Frilla
Senja hampir usai, malam menjelma hampir sempurna. Pemandangan luar yang tertutup salju seolah berkilauan karena tertimpa berkas-berkas cahaya jingga dari jendela kastil. Seorang anak laki-laki berjalan keluar dari kastil. Udara malam musim dingin tampak tidak menyurutkan niatnya untuk menghindari kehangatan yang disediakan dalam kastil. Tangannya menggenggam robekan perkamen. Masih ada waktu sebelum makan malam, masih cukup waktu baginya untuk sekedar berpikir sebelum menghadapi keramaian. Sepatu bootnya meninggalkan jejak-jejak di atas salju yang ditapakinya. Selangkah demi selangkah hingga ia tiba di jembatan. Ia berhenti di tengah-tengah—meletakan tangannya di pagar jembatan. Ia membuang robekan kertas di tangannya ke bawah jembatan, menatap robekan itu melayang dan perlahan hilang ditelan kegelapan.

Kenapa kau tidak pulang? Pertanyaan basa-basi pembuka, Nate kira semua orang akan lebih senang kalau ia tidak ada. Tidak perlu diucapkan juga ia sudah mengerti bahwa kehadirannya tidak diharapkan. Untuk apa bertanya seperti itu—pasti mengejeknya. Layaknya seseorang yang diasingkan karena tindakan kriminal, tempat yang dulu disebutnya rumah sudah tidak lagi menerimanya. Perbedaannya, ia tidak melakukan tindakan kriminal atau hal apapun yang menyerempet hal itu. What’s in a name? Ucap Shakespeare dalam karyanya. Nama menentukan nasib, tuan pujangga, sangat menentukan. Andai saja namanya diganti, takdirnya akan berubah. Ia tidak akan seperti sekarang ini.

Apalah artinya sebuah nama?
Harapan pemberinya—
—dan takdir penerimanya.

Bukan, bukan kalimat ejekan itu yang mengganggunya. Tapi di bagian akhir perkamen. Bibi Sindri meninggal. Tidak mungkin. Kepalan tangannya mengeras hingga buku jarinya memutih. Kepalanya pening. Ia ingin berteriak namun tak kuasa. Katakan, bagian mana yang bisa dikatakan adil dari kehidupan manusia? Takdir itu kejam—kata orang. Bukan, lebih dari itu. Mengoyak dirinya tanpa belas kasihan, sama sekali tidak mempertimbangkan luka yang masih belum menutup. Katakan padanya, Sang Pencipta, apa Kau belum puas mempermainkan hidupnya selama ini?

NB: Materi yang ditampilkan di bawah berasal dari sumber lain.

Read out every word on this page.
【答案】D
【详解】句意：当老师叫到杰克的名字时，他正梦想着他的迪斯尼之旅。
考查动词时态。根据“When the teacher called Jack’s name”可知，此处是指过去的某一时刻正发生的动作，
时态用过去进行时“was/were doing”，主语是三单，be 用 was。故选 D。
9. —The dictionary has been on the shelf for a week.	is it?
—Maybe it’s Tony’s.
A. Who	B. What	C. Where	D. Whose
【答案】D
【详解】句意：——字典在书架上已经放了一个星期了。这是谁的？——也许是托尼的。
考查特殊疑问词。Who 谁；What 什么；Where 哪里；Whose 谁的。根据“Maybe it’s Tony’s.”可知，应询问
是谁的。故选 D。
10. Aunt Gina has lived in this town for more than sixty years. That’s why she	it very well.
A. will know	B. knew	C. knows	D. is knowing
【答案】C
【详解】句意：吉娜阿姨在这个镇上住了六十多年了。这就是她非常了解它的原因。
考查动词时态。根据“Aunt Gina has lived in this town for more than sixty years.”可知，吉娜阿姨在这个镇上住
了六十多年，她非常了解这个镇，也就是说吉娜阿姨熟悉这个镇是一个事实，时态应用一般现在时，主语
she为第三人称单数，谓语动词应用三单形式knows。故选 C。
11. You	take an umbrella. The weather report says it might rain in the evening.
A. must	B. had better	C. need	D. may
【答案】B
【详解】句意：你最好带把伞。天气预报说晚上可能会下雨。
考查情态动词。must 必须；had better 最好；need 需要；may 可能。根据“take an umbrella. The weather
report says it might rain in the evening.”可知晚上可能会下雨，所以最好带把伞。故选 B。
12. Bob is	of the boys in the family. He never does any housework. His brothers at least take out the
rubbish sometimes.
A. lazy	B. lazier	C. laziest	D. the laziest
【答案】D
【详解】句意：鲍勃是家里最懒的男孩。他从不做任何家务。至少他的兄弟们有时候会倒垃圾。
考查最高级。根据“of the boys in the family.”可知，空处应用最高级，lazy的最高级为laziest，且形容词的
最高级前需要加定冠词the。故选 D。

Belum pernah ia merasa kematian sedekat ini—tidak pernah terpikirkan olehnya bahwa kematian bisa datang menjemput siapapun setiap saat. Waktu yang dimiliki oleh manusia untuk menikmati kehidupan terbatas. Tidak, belum ada vonis atau semacamnya. Tapi ia melihat pada liburan musim panas kemarin, ia tahu. Bahkan untuknya yang masih muda pun terlihat. Kekuasaan El Maut membayang-bayangi keluarganya, mungkin kelak akan ada banshee yang menyanyikan lagu kematian di rumah mereka. Masa-masa kegelapan, tidak pernah terlintas di benaknya masa ini juga berpengaruh dalam kehidupannya. Bibinya yang anggun dan banyak mengajarinya berbagai hal sejak kecil—dibunuh pelahap maut. Salah satu korban dalam serangan pelahap maut di Surrey. Apa Nicholas Flammel yang dikatakan bisa hidup abadi dan awet muda juga bisa bertahan jika terkena kutukan kematian dari mahluk-mahluk bertopeng itu?

Hari kiamat hampir tiba. Tidak ada lagi manusia yang hidup di bumi. Saat semua orang berhati cepat atau lambat musnah dalam perburuan manusia, menyisakan manusia-manusia tanpa nurani haus kekuasaan yang lebih tepat disebut hewan liar.

All hail, death.
Mungkin lebih menyenangkan daripada hidup di dunia yang sekarang ini.